Kurzweil predicts that humans will become hybrids in the 2030s. That means our brains will be able to connect directly to the cloud, where there will be thousands of computers, and those computers will augment our existing intelligence. He said the brain will connect via nanobots - tiny robots made from DNA strands.
"Our thinking then will be a hybrid of biological and non-biological thinking," he said.

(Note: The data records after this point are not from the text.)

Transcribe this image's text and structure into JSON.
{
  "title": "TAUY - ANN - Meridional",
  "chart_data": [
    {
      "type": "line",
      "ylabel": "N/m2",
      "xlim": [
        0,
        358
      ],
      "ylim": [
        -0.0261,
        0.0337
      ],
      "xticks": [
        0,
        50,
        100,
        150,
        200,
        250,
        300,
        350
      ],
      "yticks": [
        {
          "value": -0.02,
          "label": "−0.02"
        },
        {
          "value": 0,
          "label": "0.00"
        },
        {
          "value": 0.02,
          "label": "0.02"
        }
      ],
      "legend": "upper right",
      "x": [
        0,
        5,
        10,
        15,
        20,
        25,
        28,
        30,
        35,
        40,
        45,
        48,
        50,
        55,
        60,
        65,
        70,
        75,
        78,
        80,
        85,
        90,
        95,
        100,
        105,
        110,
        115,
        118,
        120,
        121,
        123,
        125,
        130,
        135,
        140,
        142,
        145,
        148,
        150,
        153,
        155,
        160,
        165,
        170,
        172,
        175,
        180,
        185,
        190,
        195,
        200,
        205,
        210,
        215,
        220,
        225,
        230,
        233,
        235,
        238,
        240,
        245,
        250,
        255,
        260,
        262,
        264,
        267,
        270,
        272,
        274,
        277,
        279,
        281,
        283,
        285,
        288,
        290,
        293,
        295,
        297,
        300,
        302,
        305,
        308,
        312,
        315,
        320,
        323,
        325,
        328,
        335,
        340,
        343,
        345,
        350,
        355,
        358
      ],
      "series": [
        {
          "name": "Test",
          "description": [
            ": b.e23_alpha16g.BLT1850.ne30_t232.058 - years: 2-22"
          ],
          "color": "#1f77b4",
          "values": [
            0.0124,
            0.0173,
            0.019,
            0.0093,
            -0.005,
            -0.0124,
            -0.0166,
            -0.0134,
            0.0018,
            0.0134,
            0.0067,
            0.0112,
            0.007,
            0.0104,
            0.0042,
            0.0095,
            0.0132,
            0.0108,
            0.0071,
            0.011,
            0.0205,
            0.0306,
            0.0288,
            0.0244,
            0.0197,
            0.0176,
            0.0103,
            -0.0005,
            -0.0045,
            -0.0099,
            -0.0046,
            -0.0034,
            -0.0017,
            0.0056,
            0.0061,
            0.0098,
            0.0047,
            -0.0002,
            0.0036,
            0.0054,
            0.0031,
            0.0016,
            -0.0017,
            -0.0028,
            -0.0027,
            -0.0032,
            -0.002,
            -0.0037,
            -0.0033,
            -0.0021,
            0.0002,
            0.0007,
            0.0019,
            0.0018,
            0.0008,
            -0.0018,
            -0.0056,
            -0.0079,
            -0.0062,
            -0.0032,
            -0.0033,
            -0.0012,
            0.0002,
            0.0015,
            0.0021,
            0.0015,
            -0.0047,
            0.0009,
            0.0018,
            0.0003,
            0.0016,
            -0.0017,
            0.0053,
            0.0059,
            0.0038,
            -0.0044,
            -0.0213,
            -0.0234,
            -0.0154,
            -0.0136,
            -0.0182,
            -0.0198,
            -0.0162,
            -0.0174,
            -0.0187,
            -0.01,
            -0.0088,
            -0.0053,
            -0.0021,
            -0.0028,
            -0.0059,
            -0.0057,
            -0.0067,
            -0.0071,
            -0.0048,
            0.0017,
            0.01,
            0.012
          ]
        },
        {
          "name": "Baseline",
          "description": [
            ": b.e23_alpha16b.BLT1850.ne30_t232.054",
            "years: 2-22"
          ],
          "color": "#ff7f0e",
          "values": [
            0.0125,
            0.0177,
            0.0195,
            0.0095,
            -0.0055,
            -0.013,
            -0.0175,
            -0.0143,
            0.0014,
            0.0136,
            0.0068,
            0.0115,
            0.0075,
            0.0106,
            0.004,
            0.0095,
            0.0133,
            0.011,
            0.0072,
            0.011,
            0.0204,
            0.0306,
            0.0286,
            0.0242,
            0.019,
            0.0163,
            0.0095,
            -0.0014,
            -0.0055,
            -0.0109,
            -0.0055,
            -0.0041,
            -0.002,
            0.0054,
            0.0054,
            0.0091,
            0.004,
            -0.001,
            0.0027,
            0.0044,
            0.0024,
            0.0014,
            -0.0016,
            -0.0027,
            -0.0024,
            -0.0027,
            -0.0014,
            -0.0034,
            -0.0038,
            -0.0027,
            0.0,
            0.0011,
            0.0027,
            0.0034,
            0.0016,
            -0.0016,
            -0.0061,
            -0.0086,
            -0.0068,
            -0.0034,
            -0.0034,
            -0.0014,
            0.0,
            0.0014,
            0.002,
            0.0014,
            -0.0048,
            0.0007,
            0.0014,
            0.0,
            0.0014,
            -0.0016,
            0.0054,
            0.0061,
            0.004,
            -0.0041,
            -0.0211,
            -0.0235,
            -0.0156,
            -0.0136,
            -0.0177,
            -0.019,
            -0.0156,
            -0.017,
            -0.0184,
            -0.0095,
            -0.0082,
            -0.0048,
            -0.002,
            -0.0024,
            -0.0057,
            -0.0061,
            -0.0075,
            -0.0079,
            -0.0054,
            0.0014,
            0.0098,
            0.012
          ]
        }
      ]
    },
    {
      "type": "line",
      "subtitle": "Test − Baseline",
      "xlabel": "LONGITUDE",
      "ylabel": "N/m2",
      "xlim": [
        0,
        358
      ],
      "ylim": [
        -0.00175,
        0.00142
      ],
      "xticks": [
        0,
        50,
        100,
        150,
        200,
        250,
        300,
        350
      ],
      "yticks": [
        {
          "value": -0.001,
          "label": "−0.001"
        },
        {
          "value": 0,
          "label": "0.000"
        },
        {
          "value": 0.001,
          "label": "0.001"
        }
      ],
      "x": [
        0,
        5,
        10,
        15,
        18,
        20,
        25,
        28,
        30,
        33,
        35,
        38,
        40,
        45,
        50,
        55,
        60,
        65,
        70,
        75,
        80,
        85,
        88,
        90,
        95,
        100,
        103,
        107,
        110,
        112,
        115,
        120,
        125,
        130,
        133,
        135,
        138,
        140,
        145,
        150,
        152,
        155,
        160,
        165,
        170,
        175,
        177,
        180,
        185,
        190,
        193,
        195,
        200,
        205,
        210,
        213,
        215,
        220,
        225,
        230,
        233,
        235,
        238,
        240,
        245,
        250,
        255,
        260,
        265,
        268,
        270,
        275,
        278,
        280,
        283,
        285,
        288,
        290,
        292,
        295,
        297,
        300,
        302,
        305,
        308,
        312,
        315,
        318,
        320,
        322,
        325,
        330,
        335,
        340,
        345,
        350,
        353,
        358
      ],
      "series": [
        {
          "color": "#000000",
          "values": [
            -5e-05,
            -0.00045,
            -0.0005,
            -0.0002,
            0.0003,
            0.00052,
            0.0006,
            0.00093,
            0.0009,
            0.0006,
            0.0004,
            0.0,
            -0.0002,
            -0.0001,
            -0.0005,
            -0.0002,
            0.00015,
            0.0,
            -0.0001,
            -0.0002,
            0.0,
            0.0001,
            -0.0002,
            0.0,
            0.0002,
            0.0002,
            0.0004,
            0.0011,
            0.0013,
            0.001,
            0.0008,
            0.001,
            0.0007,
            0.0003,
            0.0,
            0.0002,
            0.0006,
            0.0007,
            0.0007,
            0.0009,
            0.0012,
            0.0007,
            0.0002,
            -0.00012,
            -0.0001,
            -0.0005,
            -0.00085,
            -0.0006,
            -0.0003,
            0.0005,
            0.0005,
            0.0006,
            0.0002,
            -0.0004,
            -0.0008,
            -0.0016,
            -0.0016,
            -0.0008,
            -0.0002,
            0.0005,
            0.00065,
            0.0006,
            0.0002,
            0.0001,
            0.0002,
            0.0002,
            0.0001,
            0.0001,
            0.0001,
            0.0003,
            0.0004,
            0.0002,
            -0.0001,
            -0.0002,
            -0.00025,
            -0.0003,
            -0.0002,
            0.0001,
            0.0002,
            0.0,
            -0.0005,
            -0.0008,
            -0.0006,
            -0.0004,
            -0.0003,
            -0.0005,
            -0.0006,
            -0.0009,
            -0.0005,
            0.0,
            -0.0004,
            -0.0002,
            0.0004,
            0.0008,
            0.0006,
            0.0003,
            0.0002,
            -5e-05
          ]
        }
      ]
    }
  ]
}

The bigger and more complex the cloud, the more advanced our thinking. By the time we get to the late 2030s or the early 2040s, Kurzweil believes our thinking will be predominately non-biological.
We'll also be able to fully back up our brains.
"We're going to gradually merge and enhance ourselves," he said. "In my view, that's the nature of being human - we transcend our limitations."
Kurzweil, who is known as one the world's leading inventors, has predicted what the future will look like before. In the '90s, he made 147 predictions for 2009. In 2010, he reviewed his predictions, 86% of which were correct. He gave himself a "B" grade.
His correct predictions included that people would primarily use portable computers in 2009, that cables would disappear and that computer displays would be built into eyeglasses.
He did admit on stage Wednesday that he thought we'd have self-driving cars by 2009.
"Now that's not completely wrong," he said. "If I had said 2015, I think it would've been correct, but they're still not in mainstream use. So even the [predictions] that were wrong were directionally correct."
For those concerned with artificial intelligence taking over the world, Kurzweil said we have a moral imperative to keep developing the technology while controlling for potential dangers.
"As I wrote starting 20 years ago, technology is a double-edged sword," he said. "Fire kept us warm and cooked our food but also burnt down our houses. Every technology has had its promise and peril."